The thrust of the Commonwealth's petition to extend was that as a result of the time consumed disposing of appellee's initial motion to dismiss and of the inability of the court to schedule trial before the run date, the Commonwealth, despite its due diligence, would be unable to bring appellee to trial within the time period mandated by Rule 1100. Judicial delay, of course, may provide the basis for the granting of a petition to extend,[4]see Commonwealth v. Morgan, 484 Pa. 117, 398 A.2d 972 (1979); Commonwealth v. Shelton, 469 Pa. 8, 364 A.2d 694 (1976), but the burden is upon the Commonwealth to make a record showing of due diligence. Commonwealth v. Mayfield, 469 Pa. 214, 364 A.2d 1345 (1976); Commonwealth v. Warman, 260 Pa.Super. 130, 393 A.2d 1046 (1978); Commonwealth v. Tome, 248 Pa.Super. 242, 375 A.2d 78 (1977). Mere assertions of due diligence and unproven facts do not establish cause for an extension under Rule 1100(c). Commonwealth v. Ehredt, *411 485 Pa. 191, 401 A.2d 358 (1979); Commonwealth v. Antonuccio, 257 Pa.Super. 535, 390 A.2d 1366 (1978). In the instant case, the record merely contains the Commonwealth's petition to extend and Judge Greevy's order which grants the petition and notes that a hearing was held.
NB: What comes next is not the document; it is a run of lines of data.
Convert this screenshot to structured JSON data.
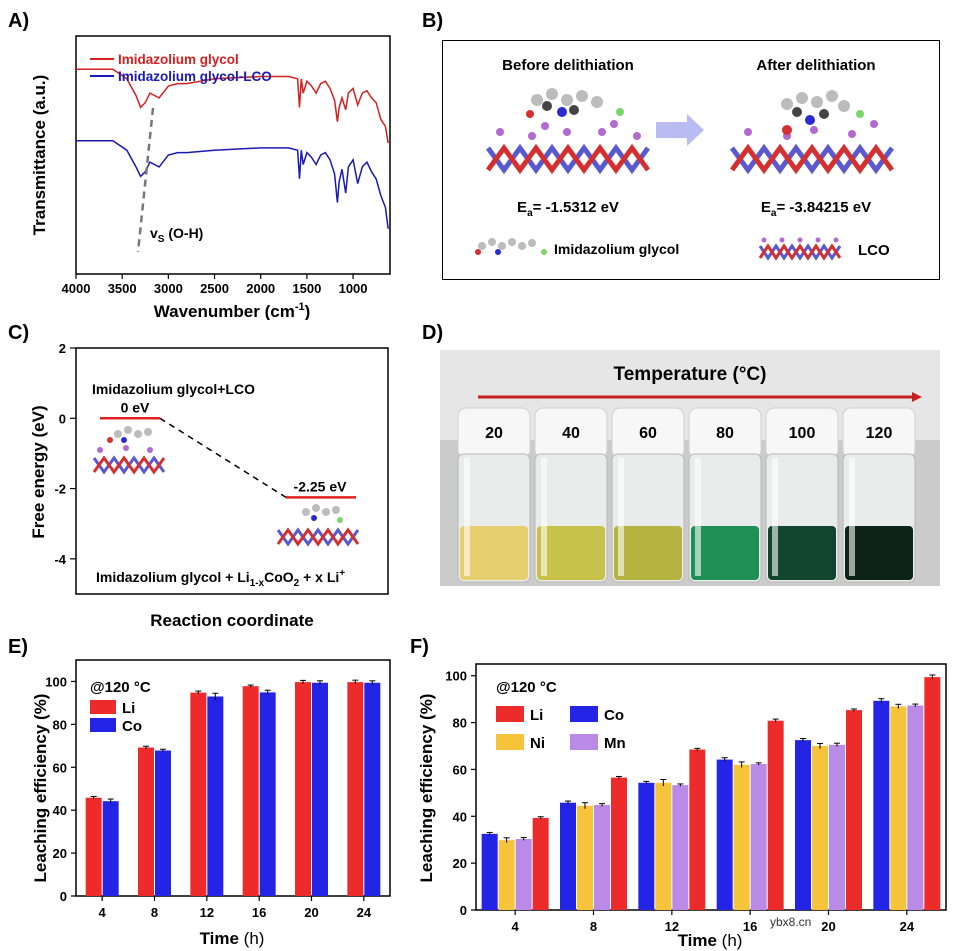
{
  "panels": {
    "A": {
      "label": "A)",
      "legend": [
        "Imidazolium glycol",
        "Imidazolium glycol-LCO"
      ],
      "ylabel": "Transmittance (a.u.)",
      "xlabel_main": "Wavenumber (cm",
      "xlabel_sup": "-1",
      "xlabel_end": ")",
      "annotation_main": "v",
      "annotation_sub": "S",
      "annotation_end": " (O-H)",
      "xticks": [
        "4000",
        "3500",
        "3000",
        "2500",
        "2000",
        "1500",
        "1000"
      ],
      "colors": {
        "glycol": "#d62020",
        "lco": "#1a1ab4"
      }
    },
    "B": {
      "label": "B)",
      "before_title": "Before delithiation",
      "after_title": "After delithiation",
      "ea_before_main": "E",
      "ea_before_sub": "a",
      "ea_before_val": "= -1.5312 eV",
      "ea_after_main": "E",
      "ea_after_sub": "a",
      "ea_after_val": "= -3.84215 eV",
      "legend_molecule": "Imidazolium glycol",
      "legend_lco": "LCO"
    },
    "C": {
      "label": "C)",
      "ylabel": "Free energy (eV)",
      "xlabel": "Reaction coordinate",
      "title": "Imidazolium glycol+LCO",
      "state1": "0 eV",
      "state2": "-2.25 eV",
      "product_a": "Imidazolium glycol + Li",
      "product_sub1": "1-x",
      "product_b": "CoO",
      "product_sub2": "2",
      "product_c": " + x Li",
      "product_sup": "+",
      "yticks": [
        "2",
        "0",
        "-2",
        "-4"
      ]
    },
    "D": {
      "label": "D)",
      "title": "Temperature (°C)",
      "temps": [
        "20",
        "40",
        "60",
        "80",
        "100",
        "120"
      ],
      "liquid_colors": [
        "#e6cf6e",
        "#c9c24a",
        "#b6b441",
        "#1f8f55",
        "#12452e",
        "#0d2218"
      ]
    },
    "E": {
      "label": "E)",
      "condition": "@120 °C",
      "ylabel": "Leaching efficiency (%)",
      "xlabel_main": "Time",
      "xlabel_unit": " (h)",
      "legend": [
        "Li",
        "Co"
      ],
      "colors": {
        "Li": "#ee2b2b",
        "Co": "#2424e6"
      }
    },
    "F": {
      "label": "F)",
      "condition": "@120 °C",
      "ylabel": "Leaching efficiency (%)",
      "xlabel_main": "Time",
      "xlabel_unit": " (h)",
      "legend": [
        "Li",
        "Co",
        "Ni",
        "Mn"
      ],
      "colors": {
        "Li": "#ee2b2b",
        "Co": "#2424e6",
        "Ni": "#f5c43a",
        "Mn": "#b98ae6"
      },
      "watermark": "ybx8.cn"
    }
  },
  "chart_data": [
    {
      "type": "line",
      "panel": "A",
      "title": "",
      "xlabel": "Wavenumber (cm-1)",
      "ylabel": "Transmittance (a.u.)",
      "xlim": [
        4000,
        600
      ],
      "series": [
        {
          "name": "Imidazolium glycol",
          "x": [
            4000,
            3600,
            3450,
            3350,
            3300,
            3250,
            3200,
            3100,
            3000,
            2900,
            2800,
            2500,
            2000,
            1700,
            1600,
            1580,
            1560,
            1540,
            1500,
            1450,
            1400,
            1350,
            1300,
            1250,
            1200,
            1170,
            1150,
            1120,
            1080,
            1050,
            1000,
            950,
            900,
            850,
            800,
            750,
            700,
            650,
            620
          ],
          "y": [
            0.86,
            0.86,
            0.82,
            0.75,
            0.7,
            0.72,
            0.76,
            0.74,
            0.79,
            0.8,
            0.8,
            0.82,
            0.83,
            0.83,
            0.82,
            0.7,
            0.82,
            0.76,
            0.81,
            0.79,
            0.76,
            0.8,
            0.81,
            0.78,
            0.73,
            0.64,
            0.7,
            0.74,
            0.69,
            0.76,
            0.78,
            0.71,
            0.76,
            0.77,
            0.74,
            0.72,
            0.65,
            0.62,
            0.55
          ]
        },
        {
          "name": "Imidazolium glycol-LCO",
          "x": [
            4000,
            3600,
            3450,
            3350,
            3300,
            3250,
            3200,
            3100,
            3000,
            2900,
            2800,
            2500,
            2000,
            1700,
            1600,
            1580,
            1560,
            1540,
            1500,
            1450,
            1400,
            1350,
            1300,
            1250,
            1200,
            1170,
            1150,
            1120,
            1080,
            1050,
            1000,
            950,
            900,
            850,
            800,
            750,
            700,
            650,
            620
          ],
          "y": [
            0.56,
            0.56,
            0.52,
            0.45,
            0.41,
            0.43,
            0.47,
            0.45,
            0.5,
            0.51,
            0.51,
            0.52,
            0.53,
            0.53,
            0.52,
            0.4,
            0.52,
            0.46,
            0.51,
            0.49,
            0.46,
            0.5,
            0.51,
            0.48,
            0.42,
            0.3,
            0.39,
            0.44,
            0.34,
            0.45,
            0.48,
            0.38,
            0.45,
            0.47,
            0.43,
            0.4,
            0.33,
            0.28,
            0.19
          ]
        }
      ]
    },
    {
      "type": "line",
      "panel": "C",
      "xlabel": "Reaction coordinate",
      "ylabel": "Free energy (eV)",
      "ylim": [
        -5,
        2
      ],
      "states": [
        {
          "label": "0 eV",
          "value": 0
        },
        {
          "label": "-2.25 eV",
          "value": -2.25
        }
      ]
    },
    {
      "type": "bar",
      "panel": "E",
      "title": "@120 °C",
      "xlabel": "Time (h)",
      "ylabel": "Leaching efficiency (%)",
      "ylim": [
        0,
        110
      ],
      "categories": [
        "4",
        "8",
        "12",
        "16",
        "20",
        "24"
      ],
      "yticks": [
        0,
        20,
        40,
        60,
        80,
        100
      ],
      "series": [
        {
          "name": "Li",
          "values": [
            45.8,
            69.2,
            94.8,
            97.8,
            99.7,
            99.7
          ],
          "errors": [
            0.6,
            0.6,
            0.7,
            0.5,
            0.8,
            0.9
          ]
        },
        {
          "name": "Co",
          "values": [
            44.2,
            67.8,
            93.0,
            94.9,
            99.4,
            99.4
          ],
          "errors": [
            1.0,
            0.6,
            1.5,
            1.0,
            0.9,
            0.9
          ]
        }
      ]
    },
    {
      "type": "bar",
      "panel": "F",
      "title": "@120 °C",
      "xlabel": "Time (h)",
      "ylabel": "Leaching efficiency (%)",
      "ylim": [
        0,
        105
      ],
      "categories": [
        "4",
        "8",
        "12",
        "16",
        "20",
        "24"
      ],
      "yticks": [
        0,
        20,
        40,
        60,
        80,
        100
      ],
      "series": [
        {
          "name": "Co",
          "values": [
            32.5,
            45.8,
            54.3,
            64.2,
            72.5,
            89.3
          ],
          "errors": [
            0.6,
            0.7,
            0.6,
            0.8,
            0.7,
            0.9
          ]
        },
        {
          "name": "Ni",
          "values": [
            29.8,
            44.5,
            54.3,
            62.0,
            70.0,
            86.9
          ],
          "errors": [
            1.0,
            1.3,
            1.4,
            1.2,
            1.1,
            0.9
          ]
        },
        {
          "name": "Mn",
          "values": [
            30.3,
            44.8,
            53.3,
            62.3,
            70.5,
            87.3
          ],
          "errors": [
            0.6,
            0.6,
            0.5,
            0.5,
            0.7,
            0.6
          ]
        },
        {
          "name": "Li",
          "values": [
            39.3,
            56.5,
            68.5,
            80.8,
            85.3,
            99.4
          ],
          "errors": [
            0.5,
            0.5,
            0.5,
            0.7,
            0.5,
            0.9
          ]
        }
      ]
    }
  ]
}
No notes of testimony were made of that hearing; as such, the content of the hearing is not of record. We have stressed in the past the necessity of having Rule 1100 proceedings transcribed and made of record. Commonwealth v. Frank, 263 Pa.Super. 452, 398 A.2d 663 (1979); Commonwealth v. Tome, supra. As the record stands, we are unable to determine whether the Commonwealth had exercised due diligence and whether judicial delay existed justifying a granting of the extension.
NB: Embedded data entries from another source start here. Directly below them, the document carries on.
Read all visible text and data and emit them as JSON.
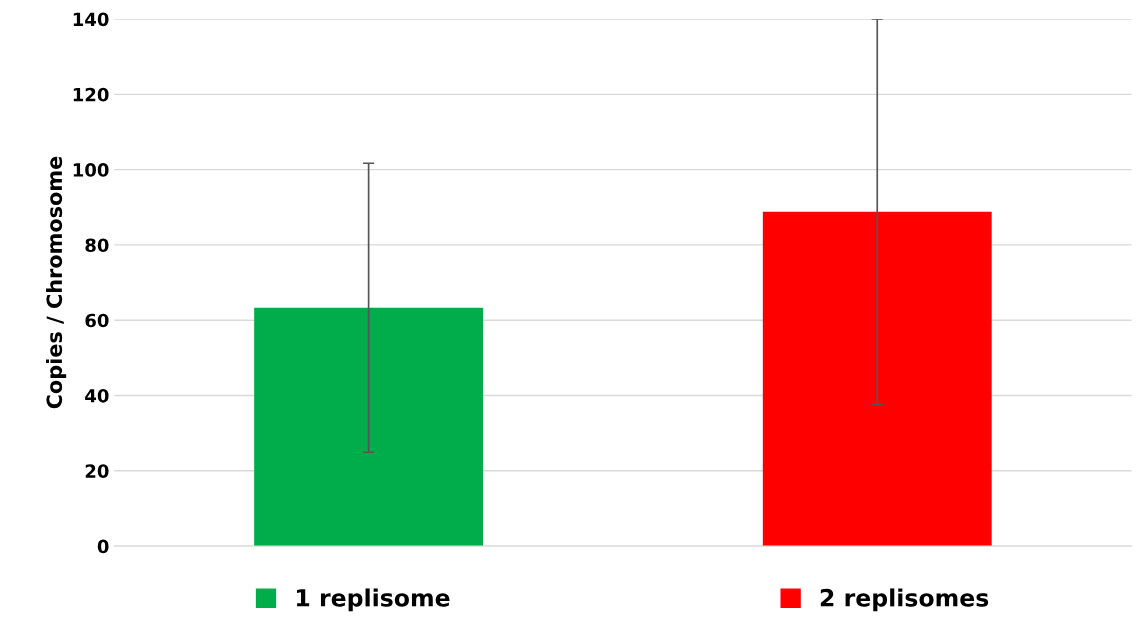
{
  "chart_data": {
    "type": "bar",
    "ylabel": "Copies / Chromosome",
    "categories": [
      null,
      null
    ],
    "series": [
      {
        "name": "1 replisome",
        "color": "#00ad4a",
        "values": [
          63.3,
          null
        ],
        "errors": [
          38.4,
          null
        ]
      },
      {
        "name": "2 replisomes",
        "color": "#ff0000",
        "values": [
          null,
          88.8
        ],
        "errors": [
          null,
          51.2
        ]
      }
    ],
    "ylim": [
      0,
      140
    ],
    "yticks": [
      0,
      20,
      40,
      60,
      80,
      100,
      120,
      140
    ],
    "grid": "y",
    "legend": "bottom"
  }
}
We therefore remand the case to the Court of Common Pleas of Lycoming County for a full and complete hearing on the Commonwealth's petition for extension. Appellee must be afforded an opportunity to be heard at that time, and if it is determined that the extension was improperly granted because of the Commonwealth's lack of due diligence, then appellee must be discharged. If, however, the Commonwealth establishes its due diligence and the propriety of granting its petition, the case must then go to trial. See Commonwealth v. Dixon, 262 Pa.Super. 161, 396 A.2d 695 (1978).


[1] The Vehicle Code, Act of June 17, 1976, P.L. 162, No. 81 § 1, 75 Pa.C.S. § 3731.
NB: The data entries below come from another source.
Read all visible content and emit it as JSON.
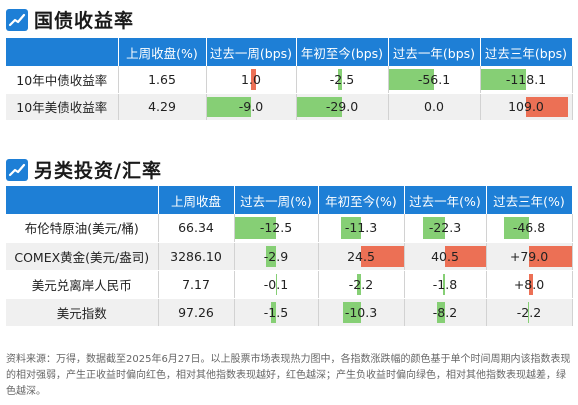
{
  "sections": [
    {
      "title": "国债收益率",
      "columns": [
        "上周收盘(%)",
        "过去一周(bps)",
        "年初至今(bps)",
        "过去一年(bps)",
        "过去三年(bps)"
      ],
      "rows": [
        {
          "name": "10年中债收益率",
          "close": "1.65",
          "changes": [
            "1.0",
            "-2.5",
            "-56.1",
            "-118.1"
          ]
        },
        {
          "name": "10年美债收益率",
          "close": "4.29",
          "changes": [
            "-9.0",
            "-29.0",
            "0.0",
            "109.0"
          ]
        }
      ]
    },
    {
      "title": "另类投资/汇率",
      "columns": [
        "上周收盘",
        "过去一周(%)",
        "年初至今(%)",
        "过去一年(%)",
        "过去三年(%)"
      ],
      "rows": [
        {
          "name": "布伦特原油(美元/桶)",
          "close": "66.34",
          "changes": [
            "-12.5",
            "-11.3",
            "-22.3",
            "-46.8"
          ]
        },
        {
          "name": "COMEX黄金(美元/盎司)",
          "close": "3286.10",
          "changes": [
            "-2.9",
            "24.5",
            "40.5",
            "+79.0"
          ]
        },
        {
          "name": "美元兑离岸人民币",
          "close": "7.17",
          "changes": [
            "-0.1",
            "-2.2",
            "-1.8",
            "+8.0"
          ]
        },
        {
          "name": "美元指数",
          "close": "97.26",
          "changes": [
            "-1.5",
            "-10.3",
            "-8.2",
            "-2.2"
          ]
        }
      ]
    }
  ],
  "footnote": "资料来源：万得，数据截至2025年6月27日。以上股票市场表现热力图中，各指数涨跌幅的颜色基于单个时间周期内该指数表现的相对强弱，产生正收益时偏向红色，相对其他指数表现越好，红色越深；产生负收益时偏向绿色，相对其他指数表现越差，绿色越深。",
  "colors": {
    "header": "#1e7fd6",
    "positive": "#ec7055",
    "negative": "#86cf75"
  }
}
[2] Pa.R.Crim.P. 1100(a)(2) provides that "[t]rial in a court case in which a written complaint is filed against the defendant after June 30, 1974 shall commence no later than one hundred eighty (180) days from the date on which the complaint is filed."

[3] Section (d) of Rule 1100 provides that:

"In determining the period for commencement of trial, there shall be excluded therefrom such period of delay at any stage of the proceedings as results from:

(1) the unavailability of the defendant or his attorney;

(2) any continuance in excess of thirty (30) days granted at the request of the defendant or his attorney, provided that only the period beyond the thirtieth (30th) day shall be so excluded[.]"

[4] In this respect, we find that Judge Brown erred by implying that judicial delay does not afford the prosecution a valid reason for obtaining a due diligence extension under Rule 1100.